The Writing’s On the Wall: Our Idea Paint Adventure

If you’ve ever been in a meeting with our Front End Developer Chad Hietala, you know that he likes to draw out his explanations of complex web thoughts.  For those of us who consider technology speak to be a legitimate foreign language, Chad’s hieroglyphic drawings are greatly appreciated.

One day, we were talking about Chad’s drawings when our Creative Manager Andrea Yinger mentioned Idea Paint.  It is paint that allows you to turn an entire wall into a whiteboard.  You can draw away and just erase when you’re done.  I’s the same thing you did as a kid, but this time Mom won’t yell at you.

So, with the idea that it’s better to ask for forgiveness than permission, we made our plan to turn sections of UR office walls into Idea Paint city, along with sections of magnetic paint, too. It was decided that we could tackle the job ourselves without asking for assistance the from university offices who do the painting.  We decided the perfect time was the day before Thanksgiving: things would be slow, we could dress like slobs, and go home early. It would be fun.

Well, I wouldn’t exactly go right to fun. It may have been more fun if we would have read the instructions first.
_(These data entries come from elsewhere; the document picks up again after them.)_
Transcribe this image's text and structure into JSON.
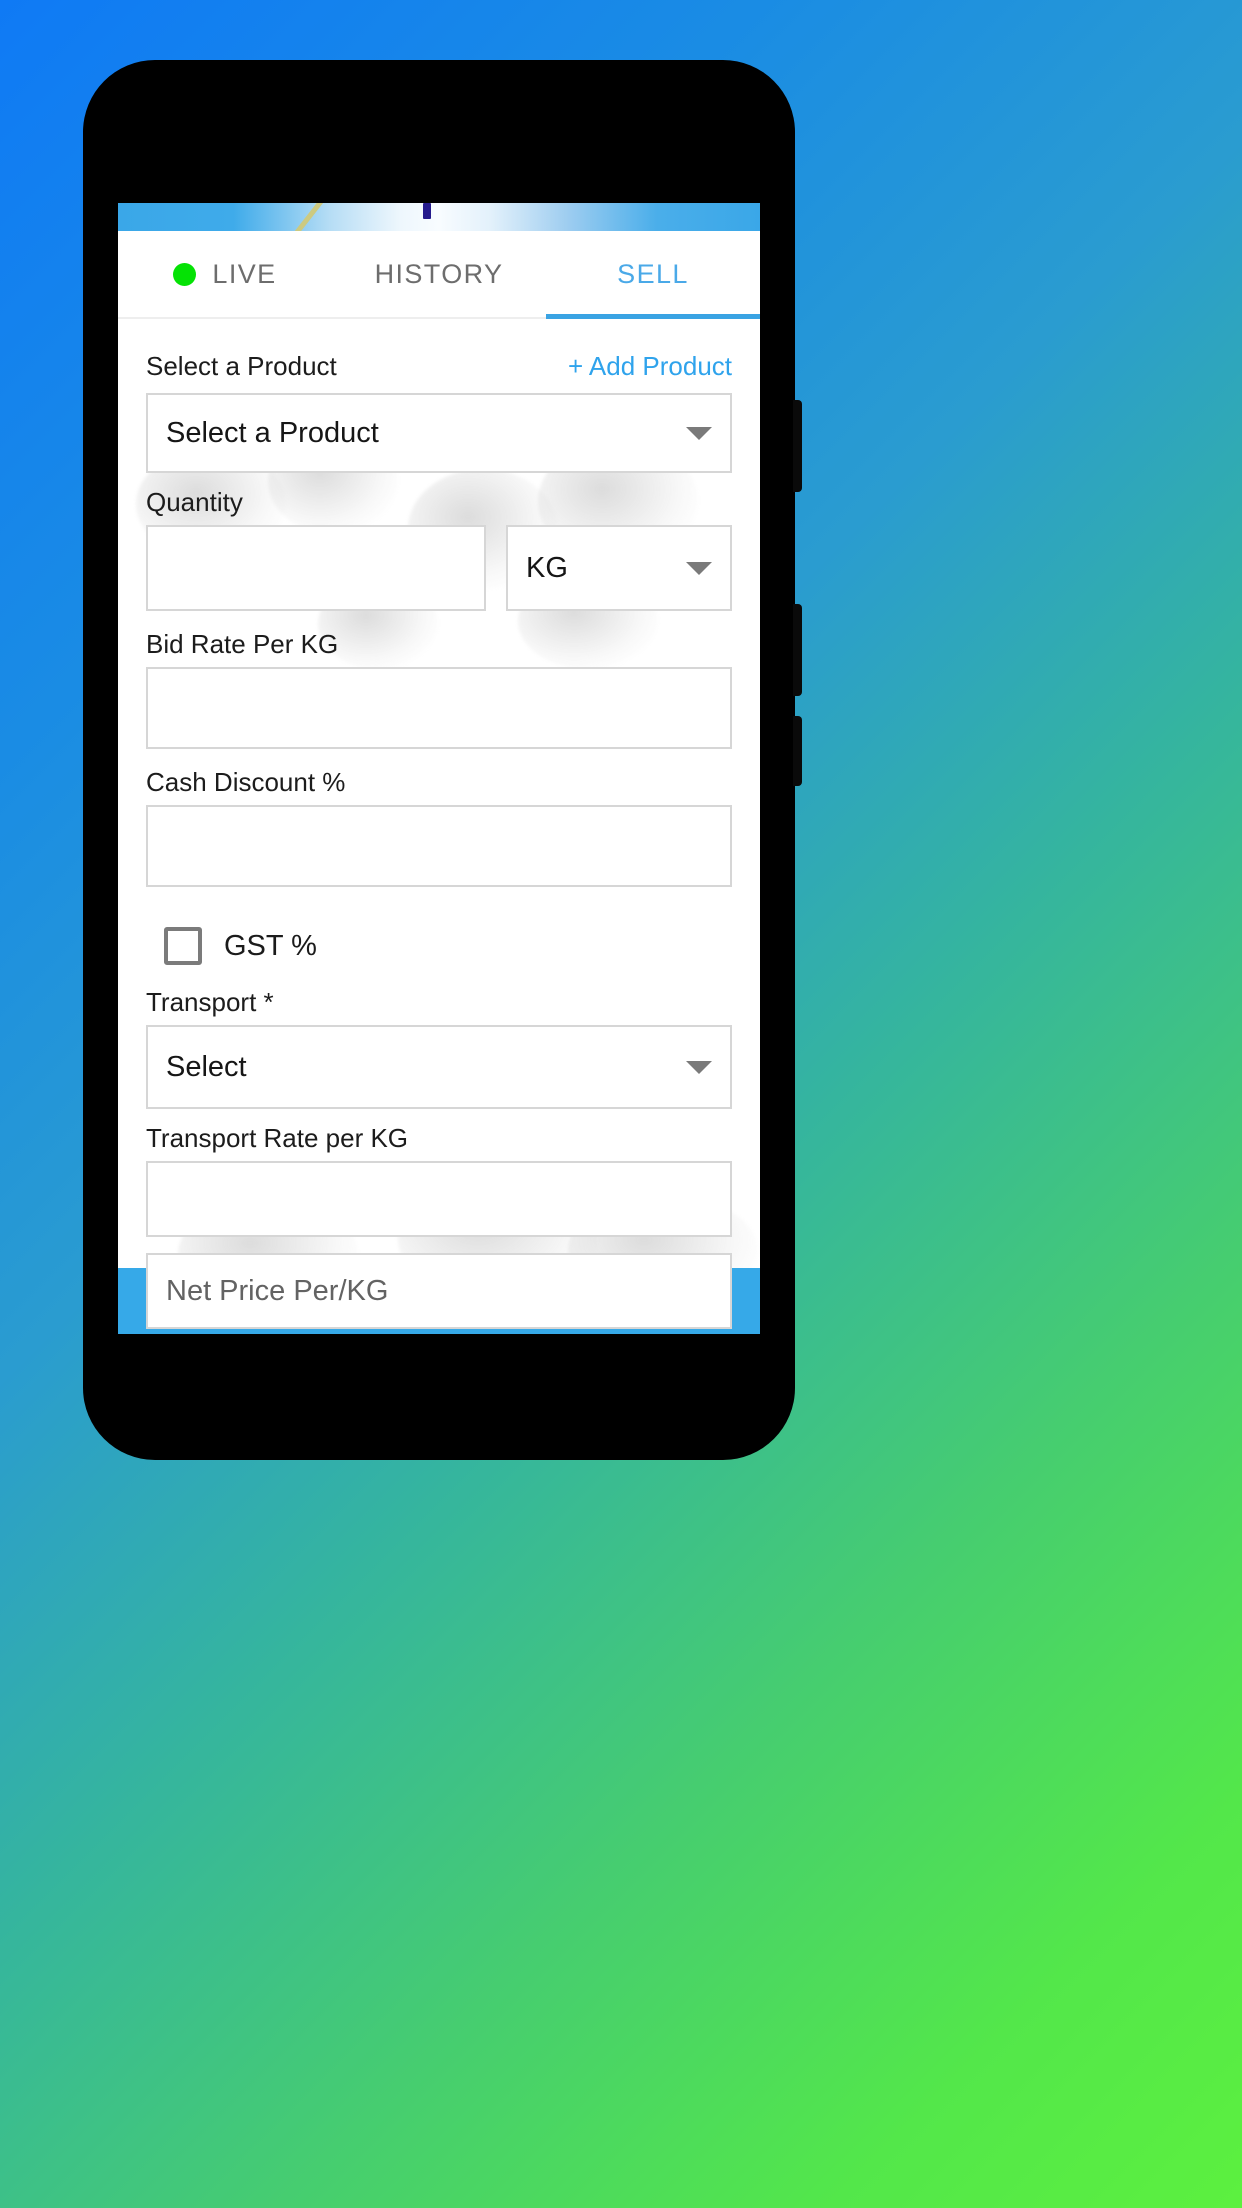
{
  "app": {
    "status_bar": {
      "marker": "notification-marker"
    },
    "tabs": [
      {
        "label": "LIVE",
        "icon": "live-dot-icon",
        "active": false
      },
      {
        "label": "HISTORY",
        "icon": "",
        "active": false
      },
      {
        "label": "SELL",
        "icon": "",
        "active": true
      }
    ],
    "form": {
      "select_product": {
        "label": "Select a Product",
        "add_link": "+ Add Product",
        "value": "Select a Product",
        "caret_icon": "chevron-down-icon"
      },
      "quantity": {
        "label": "Quantity",
        "value": "",
        "unit_value": "KG",
        "unit_caret_icon": "chevron-down-icon"
      },
      "bid_rate": {
        "label": "Bid Rate Per KG",
        "value": ""
      },
      "cash_discount": {
        "label": "Cash Discount %",
        "value": ""
      },
      "gst": {
        "label": "GST %",
        "checked": false,
        "checkbox_icon": "checkbox-unchecked-icon"
      },
      "transport": {
        "label": "Transport *",
        "value": "Select",
        "caret_icon": "chevron-down-icon"
      },
      "transport_rate": {
        "label": "Transport Rate per KG",
        "value": ""
      },
      "net_price": {
        "placeholder": "Net Price Per/KG",
        "value": ""
      }
    },
    "bottom_nav": [
      {
        "name": "cast-screen-icon",
        "active": true
      },
      {
        "name": "document-icon",
        "active": false
      },
      {
        "name": "person-icon",
        "active": false
      },
      {
        "name": "notification-bell-icon",
        "active": false
      }
    ]
  },
  "colors": {
    "accent_blue": "#36a9e8",
    "tab_active": "#4aa9e8",
    "live_green": "#05e205",
    "link_blue": "#2fa3ec",
    "bg_start": "#0f7af5",
    "bg_end": "#5cf03f",
    "frame_black": "#000000"
  }
}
Turns out that Idea Paint has some really noxious fumes. When I arrived at Northbank a bit late because of a doctor’s appointment, I was hit with the smell when I entered the elevator on the second floor (from our fifth-floor office). Oh no.

When I got to the door, my Idea Paint-covered staff met me with, “We are in big trouble.”  Super.

Turns out, our friends in the UAW Legal Services who share our floor were being blasted with Idea Paint smell.  It was everywhere.  Luckily, the wonderful Ed of Northbank Center actually understands the air flow in this old building, and he was opening windows, directing fans, and blowing the fumes out of the place.  And, he was laughing at us the whole time.

But the smell of Idea Paint isn’t the only fun part.  Turns out Idea Paint doesn’t come off with regular paint-removing items.

Staffers tried soap, turpentine, scrubbing repeatedly.  Nothing.  The stuff splashes, so they were really covered in Idea Paint.  I almost joked that we could write on them to test it out, but then I thought better of it. It was an idea I needed to keep to myself.


In desperation, Alaina Wiens called the good people at Idea Paint.  They reaffirmed what we already knew: the stuff doesn’t come off easily.  They then recommended that we use Brillo pads. “It might take about a week, but your best bet is just to take a Brillo pad into the shower.”  Alaina took our poor paint people to Home Depot for the remedy.  I think by December 1st, all traces of Idea Paint on our staff were gone.

Idea Paint has been up in the office for a few months now.  I’m happy to report it works great, and we didn’t get in any trouble for not following proper painting procedures.  Come check out our latest Big Idea for the sake of creativity and innovation.